Right not to be subjected to automated individual decision-making

In principle, a data subject is entitled not to be required to heed any decision taken by a data processing organisation that is solely based on automated processing, which is deemed to include profiling (Article 22(1) of the GDPR). This would be the case for instance if the relevant decision had implications for them, for example. This right does not apply where such decision is required for the purposes of executing an agreement, if it is permitted in relation to the relevant organisation pursuant to a provision of the law or where it is based on the explicit consent of the data subject concerned.

Right to revoke consent

A data subject shall at all times be entitled to revoke any consent that has already been given. The revocation of consent will not apply retrospectively.
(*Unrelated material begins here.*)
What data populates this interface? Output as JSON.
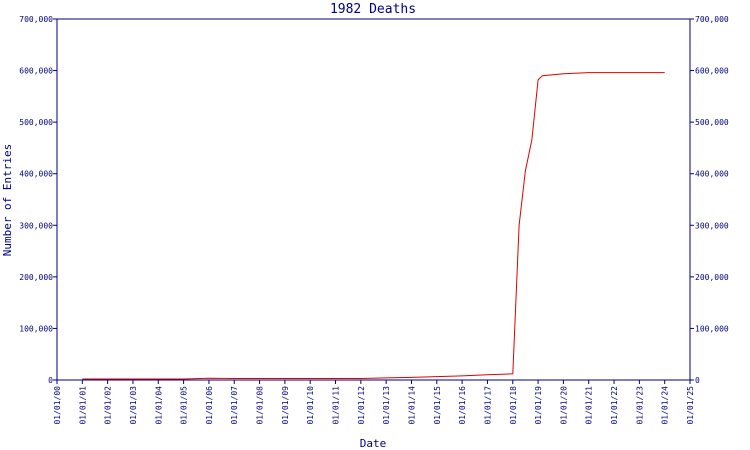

As such, any processing that has already occurred will remain lawful.

Restrictions of a data subject's rights

An organisation may restrict a data subject's rights in accordance with a provision of the law (Article 23 of the GDPR). In this respect, such a restriction must not affect the essence of any fundamental rights and freedoms. Such restriction must constitute a necessary, proportionate measure for the purposes of securing national or public security, objectives of public interest, protecting the relevant data subject or other parties' rights and freedoms. The provisions of the law must satisfy the criteria stipulated in Article 23(2) of the GDPR.